8 stars 7 forks source link

RFC6920 registry for hash algorithm names #23

Closed stain closed 6 years ago

stain commented 6 years ago

Reference Named Information Hash Algorithm Registry for future algorithm names.

I added explicitly MD5/SHA1 legacy algorithms as permitted, as unlike sha-256 and sha-512 these are not in the registry.

Left as an exercise to the reader is how to normalise sha3-512.

justinlittman commented 6 years ago

Hmmm ... what about "sha-256-128"? Does this become "sha256128"?

I'm a little concerned about tying to IANA registry. Any sense on how viable it is?

stain commented 6 years ago

I'm afraid it would become sha256128 by the current normalization rule yes..

We should be more concerned about sha3 I think, as I don't see much point in making tagfiles with shortened checksums. Here the size is always explicit (e.g. sha3-256) so you can't just say sha3.

stain commented 6 years ago

An alternative as we're aiming for an RFC is to make our own IANA registry, that's effectively what we've done now (currently with 4 entries for md5/sha1/sha256/sha512).

But look for "hash" under https://www.ietf.org/assignments/ - why do we need yet another one? RFC6920 registry is quite straight-forward to augment.

However I see great benefits with linking to RFC6920 for bagit - for one you have instantly global identifiers for (the bytes of) every item in a bag, secondly it also has a resolution mechanism that a bagit client could use to fix bags, say if fetch.txt URIs give 404.

justinlittman commented 6 years ago

I'm split on this one.
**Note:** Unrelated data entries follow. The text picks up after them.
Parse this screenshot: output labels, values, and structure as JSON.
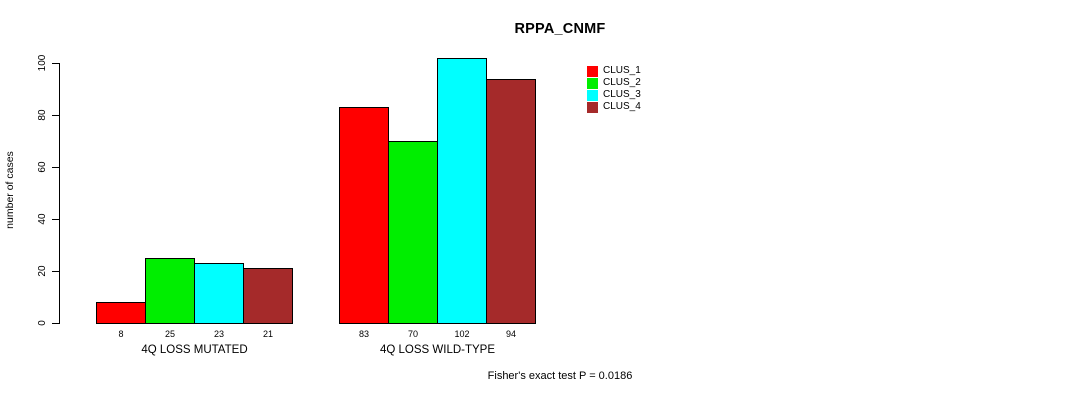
{
  "chart_data": {
    "type": "bar",
    "title": "RPPA_CNMF",
    "xlabel": "",
    "ylabel": "number of cases",
    "categories": [
      "4Q LOSS MUTATED",
      "4Q LOSS WILD-TYPE"
    ],
    "series": [
      {
        "name": "CLUS_1",
        "color": "#FF0000",
        "values": [
          8,
          83
        ]
      },
      {
        "name": "CLUS_2",
        "color": "#00EE00",
        "values": [
          25,
          70
        ]
      },
      {
        "name": "CLUS_3",
        "color": "#00FFFF",
        "values": [
          23,
          102
        ]
      },
      {
        "name": "CLUS_4",
        "color": "#A52A2A",
        "values": [
          21,
          94
        ]
      }
    ],
    "yticks": [
      0,
      20,
      40,
      60,
      80,
      100
    ],
    "ylim": [
      0,
      104
    ],
    "grid": false,
    "bar_value_labels": true,
    "legend_position": "top-right",
    "annotation": "Fisher's exact test P = 0.0186",
    "bar_border_color": "#000000",
    "background_color": "#FFFFFF"
  }
}
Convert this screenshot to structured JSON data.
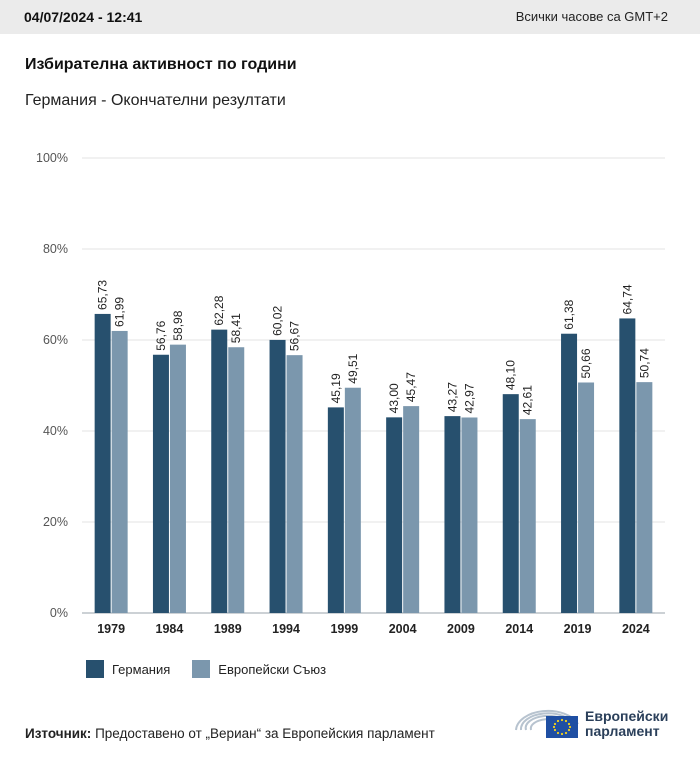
{
  "header": {
    "datetime": "04/07/2024 - 12:41",
    "timezone": "Всички часове са GMT+2"
  },
  "title": "Избирателна активност по години",
  "subtitle": "Германия - Окончателни резултати",
  "chart_data": {
    "type": "bar",
    "categories": [
      "1979",
      "1984",
      "1989",
      "1994",
      "1999",
      "2004",
      "2009",
      "2014",
      "2019",
      "2024"
    ],
    "series": [
      {
        "name": "Германия",
        "color": "#27506e",
        "values": [
          65.73,
          56.76,
          62.28,
          60.02,
          45.19,
          43.0,
          43.27,
          48.1,
          61.38,
          64.74
        ]
      },
      {
        "name": "Европейски Съюз",
        "color": "#7b97ad",
        "values": [
          61.99,
          58.98,
          58.41,
          56.67,
          49.51,
          45.47,
          42.97,
          42.61,
          50.66,
          50.74
        ]
      }
    ],
    "data_labels": [
      [
        "65,73",
        "56,76",
        "62,28",
        "60,02",
        "45,19",
        "43,00",
        "43,27",
        "48,10",
        "61,38",
        "64,74"
      ],
      [
        "61,99",
        "58,98",
        "58,41",
        "56,67",
        "49,51",
        "45,47",
        "42,97",
        "42,61",
        "50,66",
        "50,74"
      ]
    ],
    "ylim": [
      0,
      100
    ],
    "yticks": [
      0,
      20,
      40,
      60,
      80,
      100
    ],
    "ytick_labels": [
      "0%",
      "20%",
      "40%",
      "60%",
      "80%",
      "100%"
    ],
    "grid": true,
    "legend": "bottom-left"
  },
  "legend": {
    "items": [
      "Германия",
      "Европейски Съюз"
    ]
  },
  "footer": {
    "source_label": "Източник:",
    "source_text": " Предоставено от „Вериан“ за Европейския парламент",
    "logo_line1": "Европейски",
    "logo_line2": "парламент"
  }
}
On the one hand, registries are generally a good thing. On the other hand, the existing approach has worked fine to date.
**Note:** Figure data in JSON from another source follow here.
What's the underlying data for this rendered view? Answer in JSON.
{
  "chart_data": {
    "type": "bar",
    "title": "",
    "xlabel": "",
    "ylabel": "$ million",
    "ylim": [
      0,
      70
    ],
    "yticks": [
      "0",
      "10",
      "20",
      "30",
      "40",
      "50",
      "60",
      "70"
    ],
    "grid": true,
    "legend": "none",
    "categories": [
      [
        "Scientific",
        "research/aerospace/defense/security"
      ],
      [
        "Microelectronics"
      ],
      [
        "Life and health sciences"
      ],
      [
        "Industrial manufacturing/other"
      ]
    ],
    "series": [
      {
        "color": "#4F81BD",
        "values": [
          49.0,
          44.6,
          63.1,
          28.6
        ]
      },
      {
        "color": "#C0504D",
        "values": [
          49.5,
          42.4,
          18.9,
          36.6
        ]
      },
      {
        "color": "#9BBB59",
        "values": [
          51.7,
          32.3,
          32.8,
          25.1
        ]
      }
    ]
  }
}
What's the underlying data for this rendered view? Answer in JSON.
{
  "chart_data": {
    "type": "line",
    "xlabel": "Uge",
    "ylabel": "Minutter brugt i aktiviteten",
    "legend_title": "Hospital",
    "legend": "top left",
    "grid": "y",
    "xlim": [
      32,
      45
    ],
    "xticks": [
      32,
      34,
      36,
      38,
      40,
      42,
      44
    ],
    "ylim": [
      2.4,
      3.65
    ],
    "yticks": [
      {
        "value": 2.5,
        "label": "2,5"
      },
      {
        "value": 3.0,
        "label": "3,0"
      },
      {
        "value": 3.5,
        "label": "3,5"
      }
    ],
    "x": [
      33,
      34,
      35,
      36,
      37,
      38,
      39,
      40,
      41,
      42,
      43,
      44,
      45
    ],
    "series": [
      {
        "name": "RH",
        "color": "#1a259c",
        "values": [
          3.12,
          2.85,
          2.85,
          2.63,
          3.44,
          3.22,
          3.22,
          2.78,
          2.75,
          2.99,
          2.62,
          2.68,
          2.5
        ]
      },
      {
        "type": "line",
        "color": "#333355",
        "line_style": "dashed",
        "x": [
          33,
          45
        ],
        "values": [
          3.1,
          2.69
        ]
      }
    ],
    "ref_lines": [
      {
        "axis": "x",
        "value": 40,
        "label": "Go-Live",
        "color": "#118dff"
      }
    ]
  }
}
stain commented 6 years ago

Once we go RFC we can't do sporadic updates for adding checksum algorithms, just erratas or new RFCs, so then it would make sense to do it as a new registry so the community can do easy additions to it.

If "algorithm name" is free-form anyway, then there is not much point in normalizing it.
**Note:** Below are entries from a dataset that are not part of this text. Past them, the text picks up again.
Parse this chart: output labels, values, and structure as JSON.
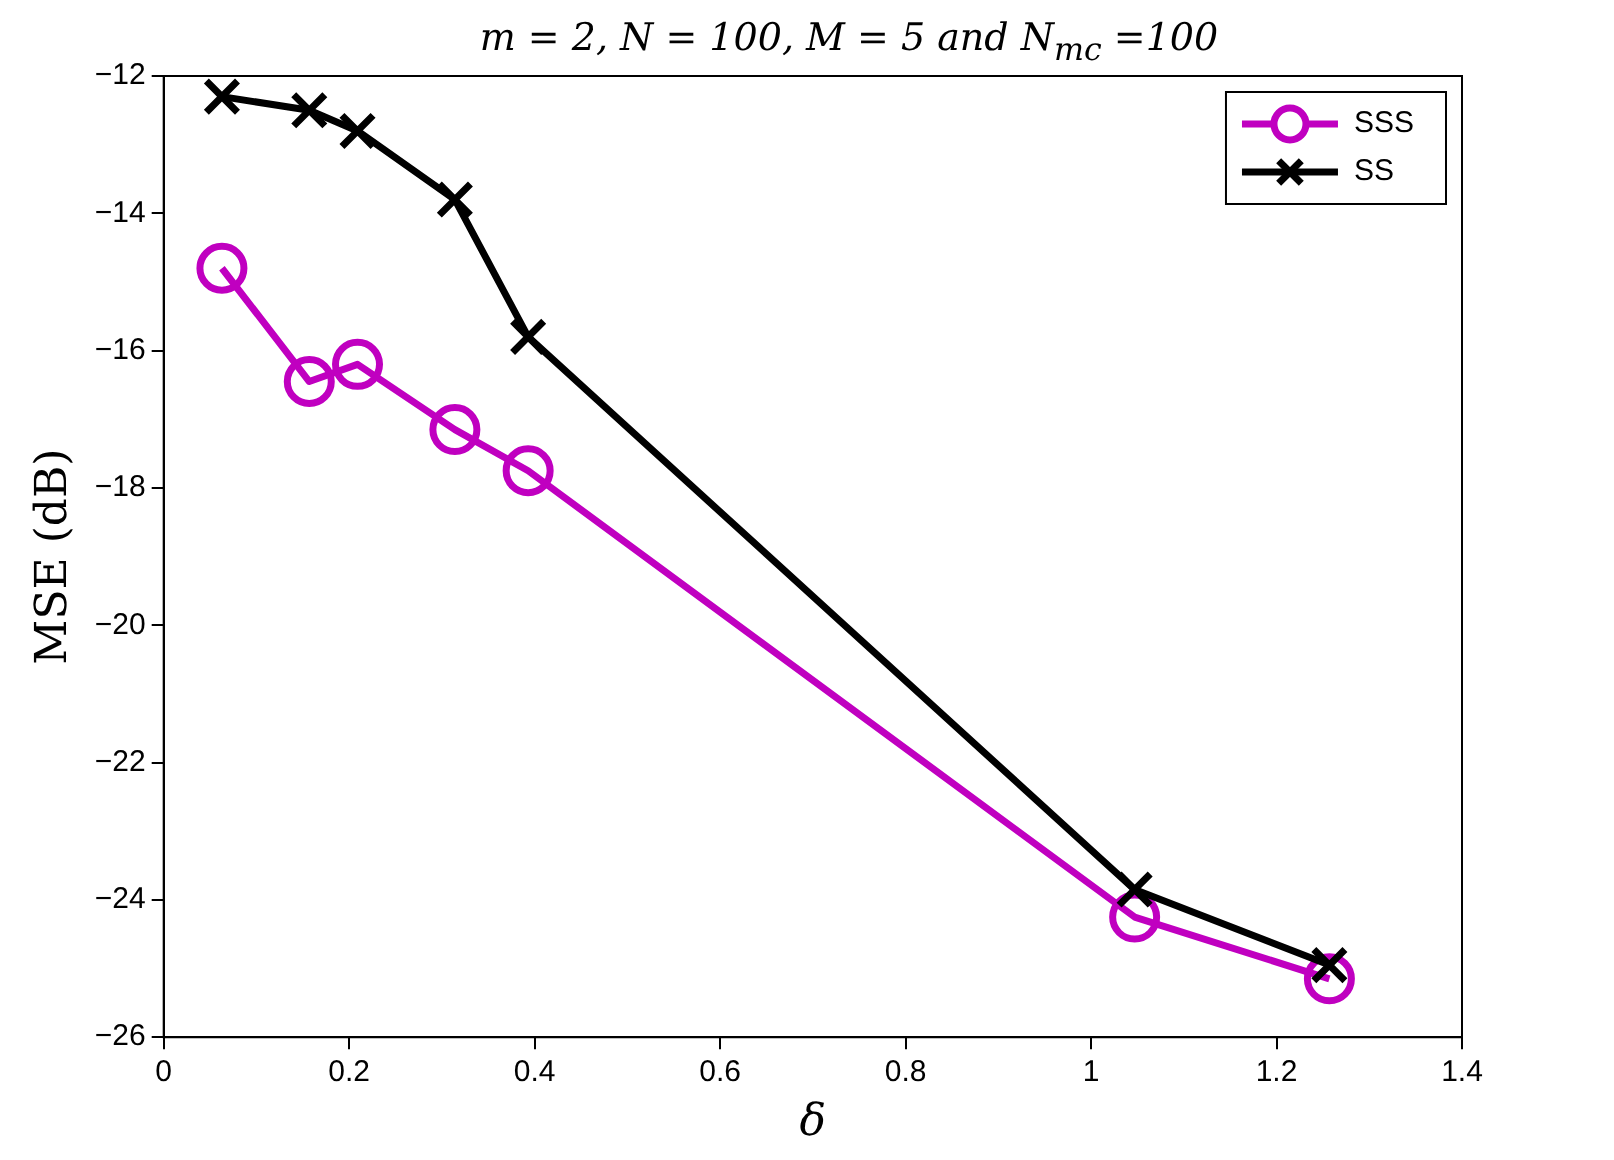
{
  "chart_data": {
    "type": "line",
    "title": "m = 2, N = 100, M = 5 and N$_{mc}$ =100",
    "xlabel": "δ",
    "ylabel": "MSE (dB)",
    "x": [
      0.0628,
      0.157,
      0.209,
      0.314,
      0.393,
      1.047,
      1.257
    ],
    "series": [
      {
        "name": "SSS",
        "color": "#c000c0",
        "marker": "circle",
        "values": [
          -14.8,
          -16.45,
          -16.2,
          -17.15,
          -17.75,
          -24.25,
          -25.15
        ]
      },
      {
        "name": "SS",
        "color": "#000000",
        "marker": "cross",
        "values": [
          -12.3,
          -12.5,
          -12.8,
          -13.8,
          -15.8,
          -23.85,
          -24.95
        ]
      }
    ],
    "xlim": [
      0,
      1.4
    ],
    "xticks": [
      0,
      0.2,
      0.4,
      0.6,
      0.8,
      1,
      1.2,
      1.4
    ],
    "ylim": [
      -26,
      -12
    ],
    "yticks": [
      -26,
      -24,
      -22,
      -20,
      -18,
      -16,
      -14,
      -12
    ],
    "grid": false,
    "legend": "top right",
    "line_style": "solid"
  }
}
I can have a bag with manifest-Grøstl-512.txt and a human is anyway needed in the loop to say it is compatible with the code that can handle manifest-grostl384.txt in another bag.

However if we say it SHOULD be in the registry, then that should hopefully prompt some emails or at least emerging community consensus about what to use for a new algorithm name, and then the registration can happen, either in the RFC6920 registry (as I suggest) or in our own.

If we do our own registry it could have a similar simple registration procedure as RFC6920, basically "Expert Review" to check it's not rot13, patent-troll or a duplicate. Might be worth checking with the IETF folks at arts@ to see what they think is preferable.. it must have come up for the other hash registries?

stain commented 6 years ago

Thanks, @acdha, fixed all of those.

stain commented 6 years ago

Do we need @acdha to formally re-review before merge..? GitHub insist on "requested changes" even though I believe they are now addressed.

johnscancella commented 6 years ago

I believe you have addressed @acdha comments. Since @justinlittman is in disagreement we should probably have kunze weigh in

justinlittman commented 6 years ago

I'm OK with being the dissenting opinion, but agree that @jkunze should review.

johnscancella commented 6 years ago

@stain do you think you could resolve the conflicts on this PR? Once that is done I think we are good to go with merging it. Thanks!

johnscancella commented 6 years ago

fixed merge conflict and merged manually